La mente di Sam vola sulle onde. Potrebbe rientrare di notte e fingere di sbagliare letto, coricarsi sul suo, dimentcarsi di accendere la luce e cadergli addosso. Potrebbe fingere di avere il sonno agitato, rotolare sulle lenzuola e lanciare un braccio dall’altra parte, toccarlo. Potrebbe lasciare le valigie in disordine, a occupare il pavimento, e usarla come scusa per scavalcarlo. 

Cas si gira su un fianco e lo guarda a sua volta. Sorride come se non avesse idea di quello che gli passa per la testa e fosse solo felice di averlo lì con lui. 

Le direzione dei piani di Sam devia sul qui, ora, e l’aspettativa gli fa attorcigliare lo stomaco.
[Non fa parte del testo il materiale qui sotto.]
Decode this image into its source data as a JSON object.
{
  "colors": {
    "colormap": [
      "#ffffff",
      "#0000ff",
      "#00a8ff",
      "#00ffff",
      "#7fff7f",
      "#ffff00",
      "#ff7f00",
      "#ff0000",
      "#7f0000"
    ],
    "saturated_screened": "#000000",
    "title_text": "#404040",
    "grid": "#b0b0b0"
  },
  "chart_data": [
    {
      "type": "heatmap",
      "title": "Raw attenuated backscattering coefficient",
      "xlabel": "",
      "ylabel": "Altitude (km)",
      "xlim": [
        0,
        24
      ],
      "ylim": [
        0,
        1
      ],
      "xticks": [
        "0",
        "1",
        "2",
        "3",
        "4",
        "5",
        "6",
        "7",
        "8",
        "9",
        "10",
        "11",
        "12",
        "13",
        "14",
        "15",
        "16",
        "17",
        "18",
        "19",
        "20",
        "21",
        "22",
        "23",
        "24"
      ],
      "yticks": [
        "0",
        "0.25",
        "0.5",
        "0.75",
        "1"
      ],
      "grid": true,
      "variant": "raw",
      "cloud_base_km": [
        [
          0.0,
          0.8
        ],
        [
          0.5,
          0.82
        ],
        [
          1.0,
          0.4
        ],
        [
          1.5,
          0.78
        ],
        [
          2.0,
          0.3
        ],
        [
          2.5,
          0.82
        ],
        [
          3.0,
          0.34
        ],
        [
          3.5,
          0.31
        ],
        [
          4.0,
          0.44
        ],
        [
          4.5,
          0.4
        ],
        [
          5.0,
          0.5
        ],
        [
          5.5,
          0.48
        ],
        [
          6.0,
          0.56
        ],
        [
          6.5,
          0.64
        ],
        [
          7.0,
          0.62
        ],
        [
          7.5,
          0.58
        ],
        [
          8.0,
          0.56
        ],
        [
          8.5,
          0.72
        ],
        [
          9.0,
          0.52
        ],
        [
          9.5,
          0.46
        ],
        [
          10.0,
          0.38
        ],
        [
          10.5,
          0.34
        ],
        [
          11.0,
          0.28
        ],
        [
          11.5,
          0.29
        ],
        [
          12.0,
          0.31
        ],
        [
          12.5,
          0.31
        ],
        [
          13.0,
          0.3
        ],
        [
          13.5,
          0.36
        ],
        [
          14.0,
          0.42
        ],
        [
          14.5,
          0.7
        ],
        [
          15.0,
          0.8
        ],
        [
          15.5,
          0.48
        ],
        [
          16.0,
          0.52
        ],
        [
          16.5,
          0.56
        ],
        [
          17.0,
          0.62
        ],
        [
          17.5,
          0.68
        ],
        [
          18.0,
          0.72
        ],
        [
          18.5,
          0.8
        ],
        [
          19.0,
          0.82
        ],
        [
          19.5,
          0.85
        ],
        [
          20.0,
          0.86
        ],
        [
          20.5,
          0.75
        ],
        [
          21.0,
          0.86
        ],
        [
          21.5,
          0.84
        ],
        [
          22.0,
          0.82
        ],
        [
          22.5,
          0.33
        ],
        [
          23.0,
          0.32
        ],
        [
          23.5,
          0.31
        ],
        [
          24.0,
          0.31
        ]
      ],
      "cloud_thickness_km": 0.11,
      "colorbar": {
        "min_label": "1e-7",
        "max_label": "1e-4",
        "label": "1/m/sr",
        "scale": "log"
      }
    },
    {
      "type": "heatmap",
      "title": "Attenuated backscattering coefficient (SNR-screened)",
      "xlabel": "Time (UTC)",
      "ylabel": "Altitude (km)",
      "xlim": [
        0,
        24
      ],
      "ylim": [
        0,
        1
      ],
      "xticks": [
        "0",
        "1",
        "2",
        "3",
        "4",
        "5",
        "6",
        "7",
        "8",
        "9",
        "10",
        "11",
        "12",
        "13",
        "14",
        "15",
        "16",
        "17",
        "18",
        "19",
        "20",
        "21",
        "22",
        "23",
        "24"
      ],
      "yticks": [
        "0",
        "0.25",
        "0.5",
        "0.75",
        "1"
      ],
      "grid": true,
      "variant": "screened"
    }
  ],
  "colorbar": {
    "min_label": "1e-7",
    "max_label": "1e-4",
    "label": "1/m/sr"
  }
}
Potrebbe ricambiare il sorriso, magare osare allungare una mano. Potrebbe usare come scusa quella di tastare il materasso di Cas e fare una battuta su quanto sia più morbido del suo - potrebbe proseguire con una proposta di condividere il letto?

Potrebbe dire “grazie”. Potrebbe dire “buonanotte”. Potrebbe ridere. Potrebbe dire “non vedo l’ora di divertirci insieme”. Potrebbe dire “vieni qua con me”. 

La lingua sembra esserglisi annodata, mentre il panico gli risale il petto insieme alle parole. 

Sam dice: «altri cinque minuti» ed è una delusione e un sollievo allo stesso tempo.

Il sorriso di Cas comprende anche i denti ora, e uno sbuffo divertito. Annuisce e lascia che stiano a guardarsi per altri cinque minuti.